O mercado e suas temáticas

Luiz Felippo 10/04/2021 12:00 6 min Atualizado em: 26/04/2021 19:41
O mercado e suas temáticas

De tempos em tempos, a depender das circunstâncias, o mercado tem suas temáticas preferidas. Mais do que de repente, determinado assunto se torna o tópico principal de conversa dos investidores. Uma hora são os fundos de crédito privado, outra são os investimentos no exterior, tecnologia americana, empresas chinesas, FIPs, Private Equity, Bitcoin etc. Tudo depende do que está “na moda” naquele instante.

É natural que o que está “quente” no momento esteja intrinsecamente ligado à recente performance dos ativos.
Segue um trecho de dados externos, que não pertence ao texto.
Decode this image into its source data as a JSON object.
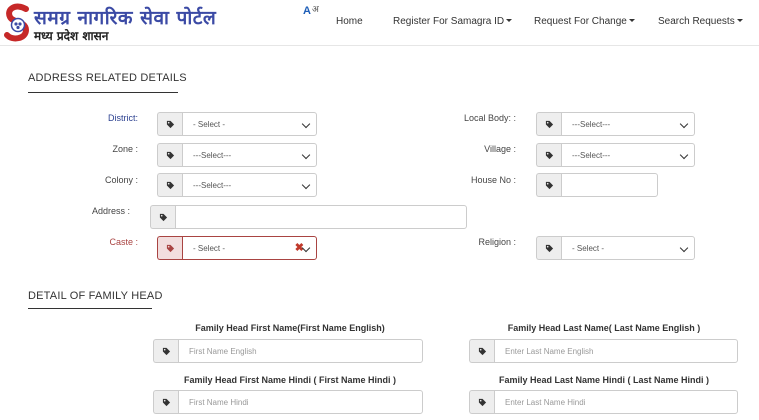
{
  "header": {
    "title": "समग्र नागरिक सेवा पोर्टल",
    "subtitle": "मध्य प्रदेश शासन",
    "font_toggle": "A",
    "font_toggle_alt": "अ",
    "nav": {
      "home": "Home",
      "register": "Register For Samagra ID",
      "change": "Request For Change",
      "search": "Search Requests"
    }
  },
  "address_section": {
    "title": "ADDRESS RELATED DETAILS",
    "district": {
      "label": "District:",
      "value": "- Select -"
    },
    "local_body": {
      "label": "Local Body: :",
      "value": "---Select---"
    },
    "zone": {
      "label": "Zone :",
      "value": "---Select---"
    },
    "village": {
      "label": "Village :",
      "value": "---Select---"
    },
    "colony": {
      "label": "Colony :",
      "value": "---Select---"
    },
    "house_no": {
      "label": "House No :",
      "value": ""
    },
    "address": {
      "label": "Address :",
      "value": ""
    },
    "caste": {
      "label": "Caste :",
      "value": "- Select -"
    },
    "religion": {
      "label": "Religion :",
      "value": "- Select -"
    }
  },
  "family_section": {
    "title": "DETAIL OF FAMILY HEAD",
    "first_name_en": {
      "label": "Family Head First Name(First Name English)",
      "placeholder": "First Name English"
    },
    "last_name_en": {
      "label": "Family Head Last Name( Last Name English )",
      "placeholder": "Enter  Last Name English"
    },
    "first_name_hi": {
      "label": "Family Head First Name Hindi ( First Name Hindi )",
      "placeholder": "First Name Hindi"
    },
    "last_name_hi": {
      "label": "Family Head Last Name Hindi ( Last Name Hindi )",
      "placeholder": "Enter  Last Name Hindi"
    }
  },
  "colors": {
    "brand": "#3b4aa5",
    "error": "#a94442",
    "label_blue": "#2a3f8f"
  },
  "icons": {
    "logo": "samagra-logo-icon",
    "field_addon": "tag-icon",
    "select_arrow": "chevron-down-icon",
    "error_mark": "close-icon"
  }
}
Afinal, o discurso se torna mais atrativo quando se tem um gráfico bonito de resultados bonitos para mostrar. O pior é que funciona justamente por isso. O charme do vendedor fica quase irresistível.

Claro que tudo isso não é colocado assim para você, seria rude. Toda a discussão é pautada como um discurso de diversificação, o que não está equivocado. Como investidor, você precisa filtrar. Entender o que é prioritário na hora de diversificar, o que realmente vai gerar valor para a sua carteira.

Às vezes, eu tenho a impressão que as pessoas se perdem nas temáticas...

O milagre da moeda que dobra todo dia

Há um tempo, vi um experimento nas redes sociais. Nesse teste, você deveria escolher entre duas opções: 3 milhões de reais hoje ou uma moeda de 1 centavo que dobrasse todo dia por 1 mês. Diga-me, qual você escolheria? 3 milhões parece tentador, mas com um pouquinho de matemática, chegamos à conclusão de que essa não é a melhor escolha – afinal, 1 centavo se torna pouco mais de 5 milhões.

Esse é o ativo dos sonhos de qualquer investidor: algo que dobre todo dia, com um lindo comportamento exponencial e que o tornaria automaticamente rico no final do mês. Como esse ativo não existe, deram um jeito de encontrar um substituto parecido: o Bitcoin.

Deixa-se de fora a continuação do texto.